Overview
beomi/gemma-mling-7b is an 8.5 billion parameter Gemma-based model developed by Junbum Lee and Taekyoon Choi. It has been continually pretrained on a diverse multilingual corpus, with a particular focus on Korean, English, Chinese, and Japanese, in addition to 500 other languages. The training involved a mixture of multiple language datasets, including sampled Llama2ko datasets for Korean and English, SkyPile-150B, Glot500, and cc100-ja, totaling 486.7 GB of data.
Key Capabilities
- Multilingual Text Generation: Optimized for generating text in Korean, English, Chinese, and Japanese, as well as other languages from its 500-language corpus.

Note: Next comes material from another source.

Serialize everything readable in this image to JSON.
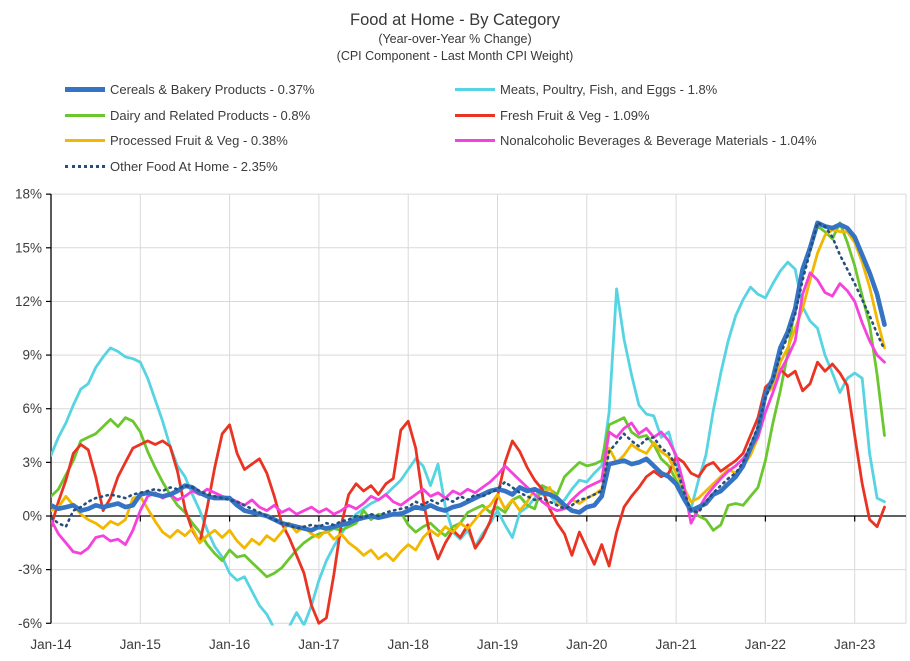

- Causal Language Modeling: Functions as a base model for various natural language processing tasks.
- Research and Development: Serves as a foundation for NLP research and development, allowing for experimentation with new techniques and algorithms.
Evaluation Highlights
The model's performance was evaluated using various benchmarks, including EleutherAI/lm-evaluation-harness and Stability-AI/lm-evaluation-harness (jp-stable branch). Notable scores include 61.76 on MMLU (5-shot), 42.75 on KMMLU (Exact Match), and strong results across XCOPA and JP Eval Harness tasks, demonstrating its multilingual proficiency.
Intended Usage
This model is suitable for a wide range of applications, including content creation (text generation, code, marketing copy), research (NLP research, knowledge exploration), and educational tools (language learning, grammar correction). Its multilingual focus makes it particularly valuable for applications targeting diverse linguistic audiences.